Maltempo, stato di emergenza nazionale per Sicilia, Sardegna e Calabria: stanziati 100 milioni

di Redazione

Il Consiglio dei ministri ha deliberato la dichiarazione dello stato di emergenza nazionale per Sicilia, Sardegna e Calabria, duramente colpite dall’ondata di maltempo dei giorni scorsi. Per far fronte ai primi interventi immediati, il governo ha disposto uno stanziamento complessivo di 100 milioni di euro, a valere sul Fondo per le emergenze nazionali.

A darne notizia è stato il ministro per la Protezione civile, Nello Musumeci, al termine della riunione dell’esecutivo. Come precisato nella nota diffusa dal ministro, “lo stato di emergenza può durare 12 mesi, prorogabile per altri 12, come prevede il Codice di Protezione civile. Per fare fronte ai primissimi interventi previsti dall’articolo 25, lettere a, b, c del Codice di protezione civile, è stata deliberata la somma complessiva di 100 milioni di euro”.

La stima dei danni e le criticità emerse – Secondo una prima valutazione trasmessa dai presidenti delle tre Regioni interessate, la “stima approssimativa dei danni è di un miliardo e 241 milioni di euro”. Una cifra che, ha chiarito Musumeci, “potrebbe essere suscettibile di aumento o, come mi auguro, in calo”. Interpellato sulle cause che hanno aggravato l’impatto degli eventi estremi, il ministro non ha escluso il peso di situazioni irregolari sul piano urbanistico: “È probabile che in alcune aree siano state danneggiate cubature non previste o abusive all’inizio e successivamente sanate, ma è chiaro che questo è un compito che riguarda i sindaci innanzitutto e poi i presidenti di Regione che in alcuni casi dovranno disciplinare la pianificazione urbanistica”. Per Musumeci, “con questa mareggiata abbiamo imparato che tante cose fatte nel passato con leggerezza, con superficialità, non possono più essere tollerate né da questo governo né da quelli che arriveranno dopo”.

Ricostruzione e commissariamenti – Nei prossimi giorni il governo adotterà un nuovo provvedimento interministeriale per consentire il ripristino e la ricostruzione delle infrastrutture danneggiate, una volta completata la ricognizione dettagliata dei danni da parte delle Regioni. Le attività saranno coordinate dai rispettivi presidenti di Regione, che verranno nominati commissari delegati con ampi poteri di deroga.
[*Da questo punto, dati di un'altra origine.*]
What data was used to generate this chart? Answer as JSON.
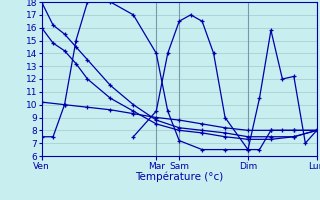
{
  "xlabel": "Température (°c)",
  "bg_color": "#c8eef0",
  "grid_color": "#a0cccc",
  "line_color": "#0000aa",
  "ylim": [
    6,
    18
  ],
  "xlim": [
    0,
    240
  ],
  "xtick_positions": [
    0,
    100,
    120,
    180,
    240
  ],
  "xtick_labels": [
    "Ven",
    "Mar",
    "Sam",
    "Dim",
    "Lun"
  ],
  "vlines": [
    100,
    120,
    180,
    240
  ],
  "series": [
    {
      "x": [
        0,
        10,
        20,
        30,
        40,
        60,
        80,
        100,
        120,
        140,
        160,
        180,
        200,
        220,
        240
      ],
      "y": [
        18,
        16.2,
        15.5,
        14.5,
        13.5,
        11.5,
        10.0,
        8.8,
        8.2,
        8.0,
        7.8,
        7.5,
        7.5,
        7.5,
        8.0
      ]
    },
    {
      "x": [
        0,
        10,
        20,
        30,
        40,
        60,
        80,
        100,
        120,
        140,
        160,
        180,
        200,
        220,
        240
      ],
      "y": [
        16,
        14.8,
        14.2,
        13.2,
        12.0,
        10.5,
        9.5,
        8.5,
        8.0,
        7.8,
        7.5,
        7.3,
        7.3,
        7.5,
        8.0
      ]
    },
    {
      "x": [
        0,
        20,
        40,
        60,
        80,
        100,
        120,
        140,
        160,
        180,
        200,
        220,
        240
      ],
      "y": [
        10.2,
        10.0,
        9.8,
        9.6,
        9.3,
        9.0,
        8.8,
        8.5,
        8.2,
        8.0,
        8.0,
        8.0,
        8.0
      ]
    },
    {
      "x": [
        0,
        10,
        20,
        30,
        40,
        60,
        80,
        100,
        110,
        120,
        140,
        160,
        180,
        190,
        200,
        210,
        220,
        240
      ],
      "y": [
        7.5,
        7.5,
        10.0,
        15.0,
        18.0,
        18.0,
        17.0,
        14.0,
        9.5,
        7.2,
        6.5,
        6.5,
        6.5,
        6.5,
        8.0,
        8.0,
        8.0,
        8.0
      ]
    },
    {
      "x": [
        80,
        100,
        110,
        120,
        130,
        140,
        150,
        160,
        180,
        190,
        200,
        210,
        220,
        230,
        240
      ],
      "y": [
        7.5,
        9.5,
        14.0,
        16.5,
        17.0,
        16.5,
        14.0,
        9.0,
        6.5,
        10.5,
        15.8,
        12.0,
        12.2,
        7.0,
        8.0
      ]
    }
  ]
}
Il ringraziamento della Sicilia – Il presidente della Regione Siciliana, Renato Schifani, intervenuto al Consiglio dei ministri “con rango di ministro, come previsto dallo Statuto quando si trattano questioni che riguardano la Sicilia”, ha espresso apprezzamento per l’intervento dell’esecutivo: “In queste ore difficili per tanti siciliani colpiti dal ciclone Harry, il Consiglio dei ministri, su richiesta del governo regionale, ha deliberato lo stato di emergenza nazionale, stanziando complessivamente 100 milioni di euro”. Schifani ha quindi ringraziato “il presidente del Consiglio, Giorgia Meloni, per la sensibilità, l’attenzione e la rapidità dimostrate”, aggiungendo: “Alla nostra gente voglio dire che non è sola: tutte le strutture regionali sono al lavoro con il massimo impegno per intervenire subito e non lasciare indietro nessuno”.

Sardegna, primi numeri e allerta ancora in corso – Dalla Sardegna arrivano intanto le prime stime sui danni. La presidente della Regione Alessandra Todde ha parlato di una valutazione iniziale “intorno ai 200 milioni di euro”, precisando però che “questa stima è quella che hanno dato i sindaci: non ci sono dentro ovviamente le stime infrastrutturali, le stime delle strade, le stime dei porti che sono quelle chiaramente più importanti”. Todde ha inoltre sottolineato che l’emergenza non è ancora conclusa: “In questo momento particolare sta continuando a piovere in Sardegna, quindi abbiamo uno stato di allerta che permane, anche se minore, e abbiamo le dighe sotto controllo. Il lavoro che dovrà essere fatto su dighe, foci e canali sarà assolutamente importante per riuscire a superare questo momento. Sarà un lavoro lungo”.